Sonne Mond und Sterne … 8年目のありがとう ― 2021年02月06日 14時39分06秒
こういう見る人の少ないブログでも、長く続けることには少なからず意味があります。
長く続ければそれ自体が歴史となり、そしていったん歴史となれば、そこに不思議な偶然や嬉しい偶然が折々生じて、私の生活(大げさに言えば人生)を彩ってくれるからです。
先日、時計モチーフの蔵書票の話題の中で、関連する過去記事を見返していました。
それは関根寿雄氏の版画集『星宿海』を採り上げた記事ですが、思えば今からもう8年も前になるのですね(LINK)。
その記事へのコメント欄の中で、ハンドルネーム ao さんから頂いたコメントを再読し、「そうだ!この本に言及するのを忘れていた!」と思い出した本があります。それは星空を抒情的に描いた作品として、決して落とすことのできない絵本で、aoさんに教えていただき、当時さっそく入手したのでした。

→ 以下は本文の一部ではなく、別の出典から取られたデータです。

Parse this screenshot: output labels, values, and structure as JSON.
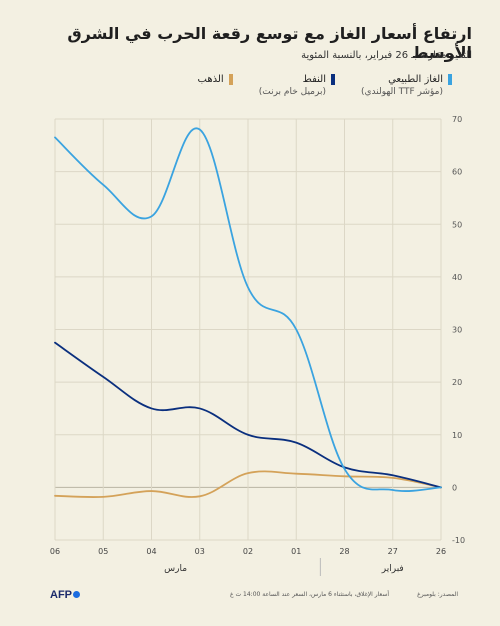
{
  "title": "ارتفاع أسعار الغاز مع توسع رقعة الحرب في الشرق الأوسط",
  "subtitle": "التغير مقارنة بـ 26 فبراير، بالنسبة المئوية",
  "legend": [
    {
      "label": "الغاز الطبيعي",
      "note": "(مؤشر TTF الهولندي)",
      "color": "#3aa3e0"
    },
    {
      "label": "النفط",
      "note": "(برميل خام برنت)",
      "color": "#0a2f7e"
    },
    {
      "label": "الذهب",
      "note": "",
      "color": "#d4a259"
    }
  ],
  "footer": {
    "brand": "AFP",
    "note": "أسعار الإغلاق، باستثناء 6 مارس، السعر عند الساعة 14:00 ت غ",
    "source": "المصدر: بلومبرغ"
  },
  "chart_data": {
    "type": "line",
    "x": [
      "26",
      "27",
      "28",
      "01",
      "02",
      "03",
      "04",
      "05",
      "06"
    ],
    "month_labels": [
      {
        "label": "فبراير",
        "span": [
          "26",
          "28"
        ]
      },
      {
        "label": "مارس",
        "span": [
          "01",
          "06"
        ]
      }
    ],
    "x_direction": "right-to-left",
    "ylim": [
      -10,
      70
    ],
    "yticks": [
      -10,
      0,
      10,
      20,
      30,
      40,
      50,
      60,
      70
    ],
    "grid": true,
    "series": [
      {
        "name": "الغاز الطبيعي",
        "color": "#3aa3e0",
        "values": [
          0,
          -0.5,
          3.5,
          30,
          38,
          68,
          51.5,
          57.5,
          66.5
        ]
      },
      {
        "name": "النفط",
        "color": "#0a2f7e",
        "values": [
          0,
          2.3,
          3.8,
          8.5,
          10,
          15,
          15,
          21,
          27.5
        ]
      },
      {
        "name": "الذهب",
        "color": "#d4a259",
        "values": [
          0,
          1.8,
          2.1,
          2.6,
          2.7,
          -1.7,
          -0.7,
          -1.8,
          -1.6
        ]
      }
    ]
  }
}
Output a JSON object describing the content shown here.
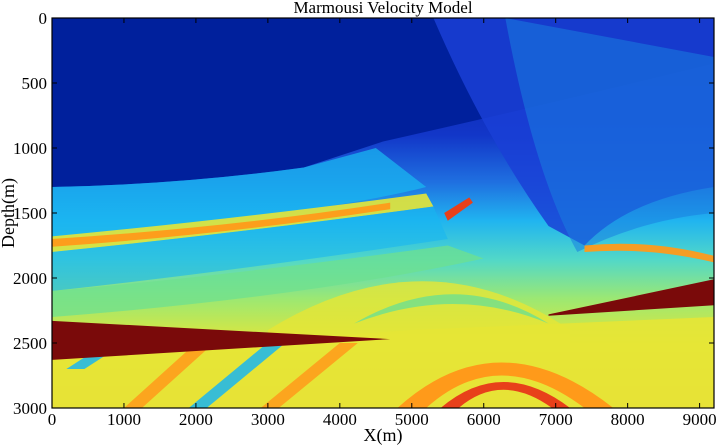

■Lore von Recklinghausen(著)
『Sonne, Mond und Sterne(太陽・月・星)』
Volksverband der Bücherfreunde Wegweiser Verlag (Berlin), 1925.
32p.
『Sonne, Mond und Sterne(太陽・月・星)』
Volksverband der Bücherfreunde Wegweiser Verlag (Berlin), 1925.
32p.
(タイトルページ)
著者のローレ・フォン・レックリングハウゼンは伝未詳ですが、この1925年の『太陽・月・星』をはじめ、1930年代~40年代初めにかけて、数冊の児童書を著わした女性。
ご覧のように横長の判型で、左側に文章、右側に挿絵が来る体裁で全体が統一されています。
(北極星の話に耳を傾けるグレーテ)
ストーリーはごく単純です。
ある晩、グレーテという少女が、お母さん(お母さんもグレーテという同じ名前)から星々の物語を聞かされて興味津々、もっともっととせがむのですが、「お母さんだって何でも知ってるわけじゃないのよ」と、軽くいなされてしまいます。その夜、彼女は不思議な星の車に乗って天界を訪問し、太陽や月、惑星や星座たちの物語をたっぷり聞かされて、途中で道に迷いながらも、最後は無事我が家に戻り…ラストはお約束の夢オチです。
この本で特筆すべきは、何といってもその美しい挿絵。
この本の発行は1925年ですから、アール・ヌーヴォー(ドイツ風にいえばユーゲントシュティール)の時代からは、いささか外れますが、その余流を思わせる流麗で繊細な絵柄は心憎いばかりです。そしてもう一つの特長は、挿絵がすべて石版だという点。絵柄ばかりでなく、その刷り上りも実に美しいです。
この美しい本は、特に稀本ではありません。今でも普通に古書マーケットに流通しており、値段もそう張らないので、星好きの人はぜひお手元に置かれてはどうでしょうか。
素敵な出会いをいただいたaoさんに、改めて8年目のありがとうを捧げます。